İşçi Partisi'nin Sessizliğine Eleştiriler
MacShane, İşçi Partisi'nin sessizliğine dikkat çekerek, bu durumun Türkiye'deki demokratik güçlere zarar verdiğini savundu. CHP Genel Başkanı Özgür Özel'in BBC'ye verdiği röportajı hatırlatan MacShane, Özel'in İşçi Partisi'nden beklediği dayanışmayı göremediğini ifade ettiğini belirtti. Özel, röportajında "Sir Keir Starmer'ın sesini duymak istiyorum. Parlamenter demokrasinin anavatanı İngiltere nerede? Kardeş partimiz İşçi Partisi nerede?" şeklinde konuşmuştu.
MacShane, makalesine şöyle devam etti: “Ne Başbakan Starmer ne de insan hakları ve demokrasi konusundaki ilkeli tutumuyla tanınan Dışişleri Bakanı David Lammy kamuoyuna bir açıklama yaptı... Özel, İşçi Partisi'nin ‘küçük harflerle konuştuğundan’ yakınırken, ‘Bu kadar sessiz olunamaz’ dedi.”
Türkiye-İngiltere İlişkileri ve Geleceği
Bu eleştiriler, Türkiye-İngiltere ilişkileri açısından da önemli bir noktaya işaret ediyor. İngiltere'nin Türkiye'deki demokratik süreçlere verdiği destek, özellikle muhalefet partileri için büyük önem taşıyor. İşçi Partisi'nin sessizliği, bu desteğin sorgulanmasına neden olabilir. Ancak, MacShane gibi isimlerin eleştirileri, İşçi Partisi'nin bu konuda daha aktif bir rol oynamasına katkı sağlayabilir.
Viyana'daki AGİT'te görevli bir Dışişleri Bakanlığı diplomatı, İngiltere'nin ‘Türkiye'deki son olayları izlediğini’ belirten kısa bir açıklama yaptı. Erdoğan'ın önemli bir siyasi rakibini hapse atması, Vladimir Putin'in taktiklerini yansıtıyor.

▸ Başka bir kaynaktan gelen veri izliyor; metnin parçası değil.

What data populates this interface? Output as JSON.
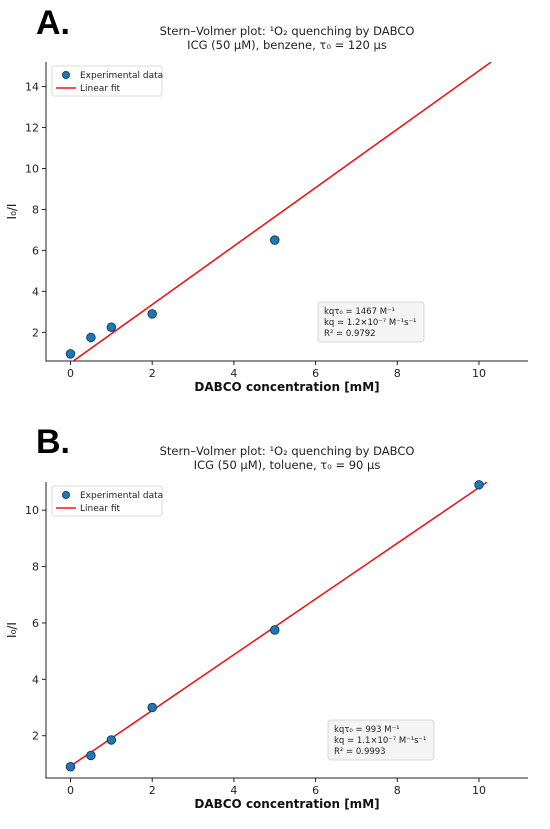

Uluslararası odak noktasının haklı olarak Putin'in Ukrayna'daki saldırganlığına karşı koymaya odaklandığı bir dönemde, Sir Keir Starmer, İngiltere’nin dış politika güvenilirliğinin yeniden tesis edilmesinde takdire şayan bir rol oynadı.

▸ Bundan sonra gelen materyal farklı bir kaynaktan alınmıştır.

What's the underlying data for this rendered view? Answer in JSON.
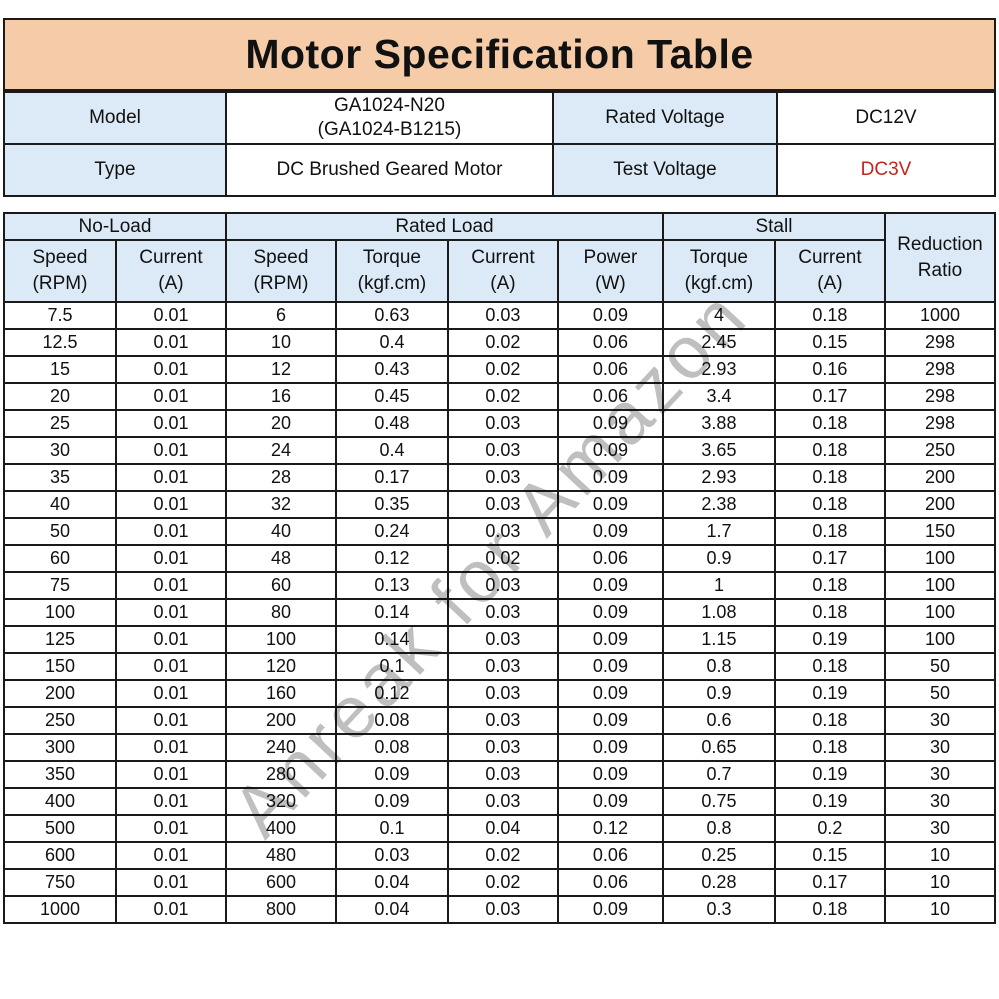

Sonuç olarak, İngiltere eski Avrupa Bakanı Denise MacShane'in İşçi Partisi'ne yönelik eleştirisi, Türkiye'deki demokratik süreçlere verilen desteğin önemini bir kez daha gözler önüne seriyor. İşçi Partisi'nin bu eleştirilere nasıl yanıt vereceği ve Türkiye politikalarını nasıl şekillendireceği merakla bekleniyor. Bu durum, sadece Türkiye'deki siyasi aktörler için değil, aynı zamanda İngiltere'nin dış politika stratejileri açısından da belirleyici olacaktır. Unutulmamalıdır ki, uluslararası dayanışma ve demokratik değerlere sahip çıkmak, uzun vadede her iki ülkenin de çıkarına olacaktır.